1)Channel: Embrace catering and take advantage of new channels
"Small food, large circulation", the channel is crucial to the expansion efficiency of the condiment market.
First of all, to see whether the channel laying is extensive and comprehensive, it depends on the coverage and penetration of dealers, in addition to supermarkets, convenience stores, can reach grocery stores, mom and pop stores and other sinking terminals. According to Alibaba data, the number of retail stores in the country is as high as 6 million, of which more than 70% are in 3-6 tier cities, contributing to 40% of the shipments of the FMCG industry. Secondly, whether there is a stable catering customer endorsement. According to the company's prospectus, its top five customers contributed nearly 47% of its revenue in 2019. How to enhance the stickiness of large customers is also a major topic faced by condiment enterprises. Nichen shares focused on customized meal preparation business, and its revenue proportion increased from 25.2% to 42.1% in 2016-2019, and the stability of major customers was relatively stronger.

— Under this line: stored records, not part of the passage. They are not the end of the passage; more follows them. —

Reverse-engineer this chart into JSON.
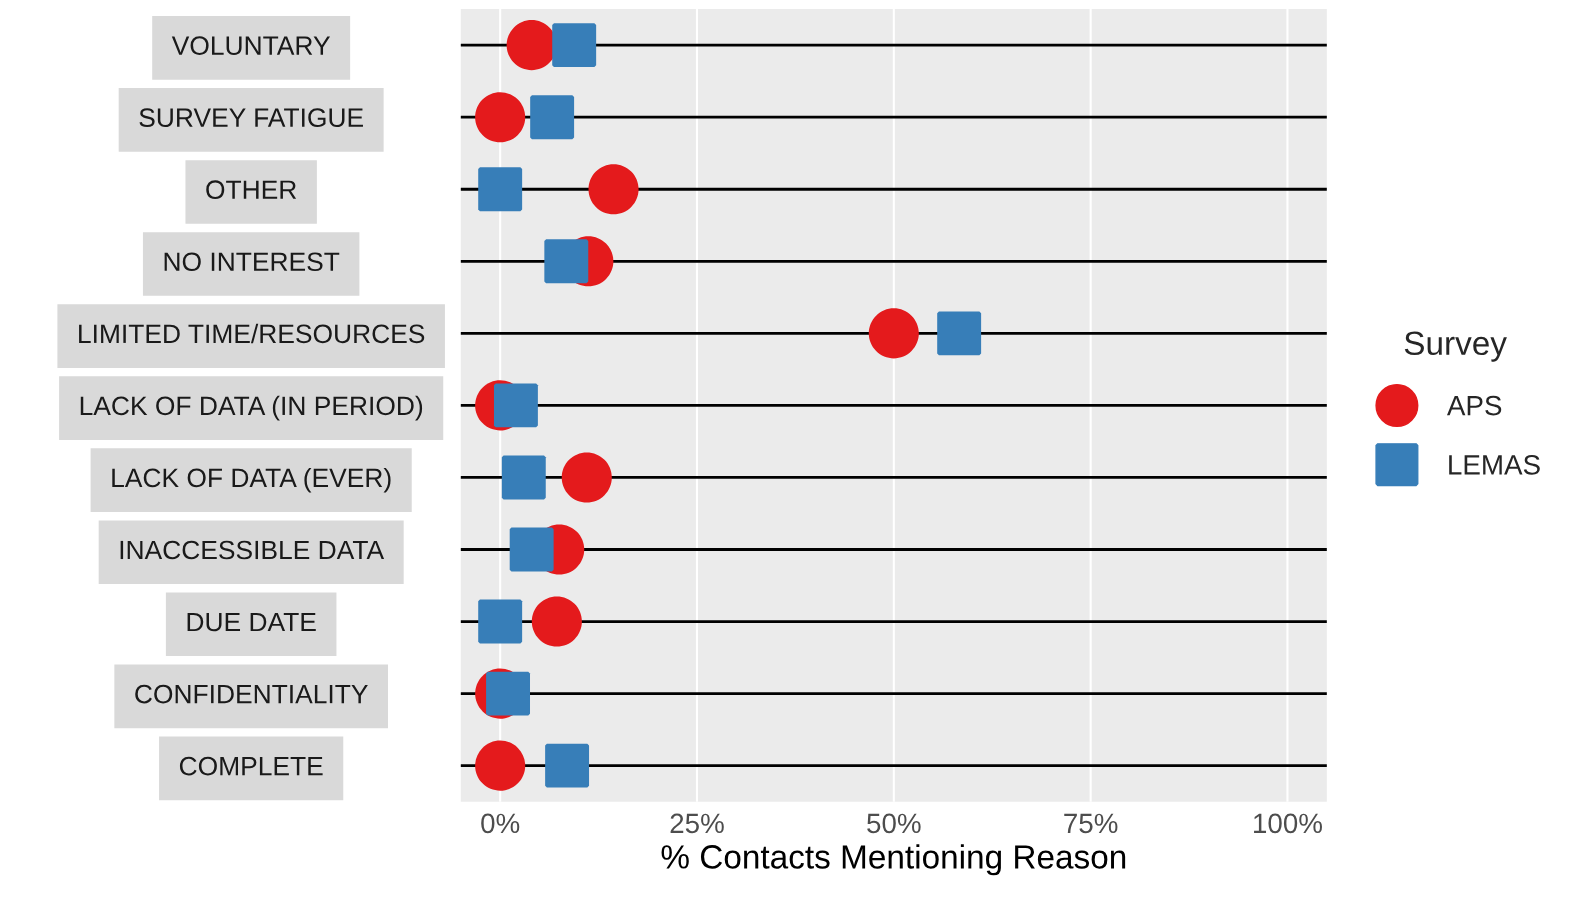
{
  "chart_data": {
    "type": "scatter",
    "orientation": "horizontal",
    "categories": [
      "VOLUNTARY",
      "SURVEY FATIGUE",
      "OTHER",
      "NO INTEREST",
      "LIMITED TIME/RESOURCES",
      "LACK OF DATA (IN PERIOD)",
      "LACK OF DATA (EVER)",
      "INACCESSIBLE DATA",
      "DUE DATE",
      "CONFIDENTIALITY",
      "COMPLETE"
    ],
    "series": [
      {
        "name": "APS",
        "color": "#e41a1c",
        "marker": "circle",
        "values": [
          4,
          0,
          14.4,
          11.2,
          50,
          0,
          11,
          7.5,
          7.2,
          0,
          0
        ]
      },
      {
        "name": "LEMAS",
        "color": "#377eb8",
        "marker": "square",
        "values": [
          9.4,
          6.6,
          0,
          8.4,
          58.3,
          2,
          3,
          4,
          0,
          1,
          8.5
        ]
      }
    ],
    "xlabel": "% Contacts Mentioning Reason",
    "legend_title": "Survey",
    "legend": "right",
    "xlim": [
      -5,
      105
    ],
    "xticks": [
      {
        "value": 0,
        "label": "0%"
      },
      {
        "value": 25,
        "label": "25%"
      },
      {
        "value": 50,
        "label": "50%"
      },
      {
        "value": 75,
        "label": "75%"
      },
      {
        "value": 100,
        "label": "100%"
      }
    ],
    "grid": true
  }
}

In addition, make full use of new channels such as take-out. The rise of takeout and the popularity of dishes have brought more imagination to condiments. In the takeout channel, condiments are expected to break through the traditional growth path and breed more new brands.
Fourth, online channels based on e-commerce platform flagship stores can help TOC startups quickly build volume and establish brands. Fanye started online in 2016, and its flagship store sales exceeded 30 million within a year. According to the data of the China Condiment Association, the number of new sauce brands settled online has grown rapidly, with a growth rate of 200% in 2019.
2)Supply chain, Building the "center" of condiments
In the three segments of the big consumption track in 2020, online food brands and small household appliances are good at the game of Internet celebrity, and most of them use the foundry model; Condiments are more inclined to build their own supply chain to maintain the stability of taste and quality.
Although the startup will use OEM in the early stage due to the size of the company, Fanye, Yuan Jia sauce, two and marriage have all expressed the importance of self-built supply chains to the brand.
So what makes a good supply chain for condiments? Qingtong Capital research believes that there are mainly three aspects:
1) At the raw material level, there are partners with high cost performance and stable quality. 2) At the production level, if the enterprise builds its own production line, the capacity utilization rate is higher. According to Haitian official data, the capacity utilization rate is as high as 95% in 2019; If the use of OEM enterprises, it is necessary to have a better run-in processing plant, so that the taste output is stable. 3) At the warehousing and logistics level, it can cover the whole country and has enough flexibility. Parknshop Food has flexibly served a number of international and domestic catering and food giants through self-established logistics and the development of warehouse management systems.
Brief summary
After nearly 30 years of development, it has become a completely competitive market.
Compound condiments are in the new category increment stage, the growth rate is fast, the market is still relatively scattered, the entrepreneurial opportunities are intensive, hot pot condiments, Chinese compound condiments 2 categories are relatively potential subdivision track.
Channel and supply chain are the important ability points of condiment enterprises to "circle out". How to stand out among many players, cross the brand life cycle, and ultimately return to the business development logic of condiments.